Ottawa has been looking into whether to limit or ban access to handguns and assault weapons since a mass shooter on Toronto’s Danforth Avenue last summer killed two people and injured 13 others.

The survey, conducted by the Angus Reid Institute, found 64 per cent of those polled supported limiting access to handguns, while 27 per cent did not. For assault weapons, support for additional limits was even stronger, at 77 per cent, with 17 per cent opposed.

The survey comes on the heels of an online questionnaire conducted by the office of the Minister of Border Security and Organized Crime Reduction Bill Blair that found little support for limits on either handguns or assault weapons. Critics suggested the questionnaire was flawed and The Globe and Mail spoke to one firearms enthusiast who admitted he used automation software to submit as many as 35,000 responses.

To test critics’ assertion that the government’s questionnaire was gamed, some of the questions on the Angus Reid Institute’s survey were exactly the same as those on the government questionnaire.

“We were as intrigued as anyone by the results of the survey that was conducted by the Government of Canada,” said Shachi Kurl, executive director of the Angus Reid Institute. “We decided it was probably a good idea to to go into the field with one that was more scientifically conducted.”

The Angus Reid Institute survey also asked about support for an outright ban for civilian possession of handguns and assault weapons. Sixty-one per cent of respondents supported or strongly supported a complete handgun ban and 75 per cent supported an assault-weapons ban.

Additional gun limits were not unanimously supported, however. Nearly three-quarters of current gun owners said they did not support a ban on handguns or want any additional limits and a majority did not support a ban or additional limits on assault weapons.

The online survey of 1,525 Canadian members of the Angus Reid Forum was conducted from April 26 to April 30. Surveys of this size carry a margin of error of plus or minus 2.5 percentage points, 19 times out of 20.

Last month, Mr. Blair’s office released a 31-page report on its continuing inquiry into additional gun controls. The report focused on the consultations and public responses Mr. Blair’s office sought out last year and did not include policy recommendations.

Asked about the Angus Reid Institute’s survey findings, a spokesman for Mr. Blair noted the government’s online questionnaire was not meant to be a survey or poll, and said it was unfortunate that someone admitted to gaming the questionnaire.

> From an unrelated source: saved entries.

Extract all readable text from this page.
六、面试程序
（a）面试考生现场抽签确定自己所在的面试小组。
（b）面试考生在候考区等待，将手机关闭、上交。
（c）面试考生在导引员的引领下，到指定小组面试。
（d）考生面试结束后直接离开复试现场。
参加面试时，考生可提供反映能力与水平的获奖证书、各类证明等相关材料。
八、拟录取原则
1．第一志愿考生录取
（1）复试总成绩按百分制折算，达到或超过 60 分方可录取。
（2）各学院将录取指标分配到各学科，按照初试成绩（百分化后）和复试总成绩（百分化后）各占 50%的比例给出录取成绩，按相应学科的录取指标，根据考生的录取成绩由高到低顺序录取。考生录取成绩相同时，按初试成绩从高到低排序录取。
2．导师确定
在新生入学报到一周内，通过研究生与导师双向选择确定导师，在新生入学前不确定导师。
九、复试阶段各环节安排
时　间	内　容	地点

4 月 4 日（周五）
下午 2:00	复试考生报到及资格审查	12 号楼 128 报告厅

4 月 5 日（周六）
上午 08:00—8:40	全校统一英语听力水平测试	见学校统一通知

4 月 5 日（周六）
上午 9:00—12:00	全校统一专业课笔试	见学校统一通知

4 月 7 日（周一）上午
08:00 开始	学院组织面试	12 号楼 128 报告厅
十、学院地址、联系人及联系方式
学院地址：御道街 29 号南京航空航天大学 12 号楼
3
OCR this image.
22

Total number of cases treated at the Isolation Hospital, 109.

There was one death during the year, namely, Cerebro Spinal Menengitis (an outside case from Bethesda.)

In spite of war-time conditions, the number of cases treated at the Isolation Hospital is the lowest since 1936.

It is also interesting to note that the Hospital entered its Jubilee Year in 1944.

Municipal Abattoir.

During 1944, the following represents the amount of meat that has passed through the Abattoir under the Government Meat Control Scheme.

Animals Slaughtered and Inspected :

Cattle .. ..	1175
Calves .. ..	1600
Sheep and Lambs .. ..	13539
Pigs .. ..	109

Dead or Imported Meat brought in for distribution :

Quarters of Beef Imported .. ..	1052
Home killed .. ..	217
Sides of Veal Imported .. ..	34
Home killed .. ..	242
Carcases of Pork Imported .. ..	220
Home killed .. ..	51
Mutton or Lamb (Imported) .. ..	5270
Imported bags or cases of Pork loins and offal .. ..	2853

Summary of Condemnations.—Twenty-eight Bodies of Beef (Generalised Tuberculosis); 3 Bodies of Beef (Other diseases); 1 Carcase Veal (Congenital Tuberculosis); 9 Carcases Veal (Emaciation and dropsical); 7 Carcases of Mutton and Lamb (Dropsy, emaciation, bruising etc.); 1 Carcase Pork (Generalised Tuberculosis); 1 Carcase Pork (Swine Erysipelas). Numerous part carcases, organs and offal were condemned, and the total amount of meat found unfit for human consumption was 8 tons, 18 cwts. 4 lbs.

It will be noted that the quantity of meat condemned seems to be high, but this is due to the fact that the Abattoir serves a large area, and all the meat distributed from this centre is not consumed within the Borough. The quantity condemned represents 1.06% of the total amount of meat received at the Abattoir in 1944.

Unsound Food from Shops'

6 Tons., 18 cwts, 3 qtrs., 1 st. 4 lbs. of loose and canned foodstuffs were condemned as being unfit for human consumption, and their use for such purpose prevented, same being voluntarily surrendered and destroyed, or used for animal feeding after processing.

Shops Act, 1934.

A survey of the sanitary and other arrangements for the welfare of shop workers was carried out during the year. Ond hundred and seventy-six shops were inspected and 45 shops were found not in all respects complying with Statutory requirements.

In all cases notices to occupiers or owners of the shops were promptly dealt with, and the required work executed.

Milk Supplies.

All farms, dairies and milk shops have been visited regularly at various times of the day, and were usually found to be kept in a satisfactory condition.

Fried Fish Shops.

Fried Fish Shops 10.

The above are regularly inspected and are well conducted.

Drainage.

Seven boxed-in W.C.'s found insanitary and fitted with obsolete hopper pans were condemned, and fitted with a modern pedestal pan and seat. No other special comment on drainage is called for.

“Our government remains concerned about increasing levels of firearm violence across our country,” said Ryan Cotter. “There is no option that will be discounted and all possibilities will be considered. However, as seen by the results of our report, gun control in Canada remains a polarizing issue with differing opinions and we need to take the appropriate time to address the concerns that were raised. Whereas, other countries were able to build consensus about the need to prohibit certain firearms, we have yet to acquire that in Canada.”